US Government To Sue Google For Antitrust Violations
The Justice Department has filed a complaint accusing Google of anticompetitive business practices, which could result in serious consequences.
Google is one of the biggest tech companies in the world, but it will soon face a stout legal challenge from the US government. The Justice Department has filed a 57-page complaint with the US District Court in Washington, D.C. that accuses Google of engaging in anticompetitive business practices in an attempt to protect a monopoly on internet searches.
“For many years," a portion of the suit reads, “Google has used anticompetitive tactics to maintain and extend its monopolies in the markets for general search services, search advertising and general search text advertising — the cornerstones of its empire.”

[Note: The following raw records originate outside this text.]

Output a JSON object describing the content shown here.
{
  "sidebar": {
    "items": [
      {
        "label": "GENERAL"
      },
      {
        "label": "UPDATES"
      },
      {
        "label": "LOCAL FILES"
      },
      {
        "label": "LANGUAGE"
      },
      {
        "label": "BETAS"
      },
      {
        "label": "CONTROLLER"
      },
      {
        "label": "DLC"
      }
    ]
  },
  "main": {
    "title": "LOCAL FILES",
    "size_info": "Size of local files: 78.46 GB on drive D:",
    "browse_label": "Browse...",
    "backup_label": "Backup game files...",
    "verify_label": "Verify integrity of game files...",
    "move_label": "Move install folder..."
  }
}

The legal battle is expected to drag on for years, and it's not yet clear what the potential fallout for Google would be if the company lost the suit. Alphabet, the parent company of Google, is valued at over $1 trillion. As noted by the New York Times, Google has fought similar antitrust lawsuits in Europe over the years. Over the past few months, Attorney General William Barr has pressured prosecutors to make an announcement in the case before the US presidential election in two weeks. This led several lawyers working on the case to depart.
In the last year, Google has made serious gestures towards entering the gaming industry, culminating in the introduction of their streaming platform Stadia late last year. Google recently announced that all Stadia users will receive access to game demos this week like Humankind and the upcoming Ubisoft game Immortals: Fenyx Rising.
The last notable antitrust action taken against a tech company of Google's scale was back in 2001, when Microsoft was accused of maintaining a monopoly by bundling Internet Explorer with its operating system, as well as allegedly manipulating APIs to favor their browser. That case eventually resulted in a settlement that was widely perceived as a slap on the wrist for Microsoft.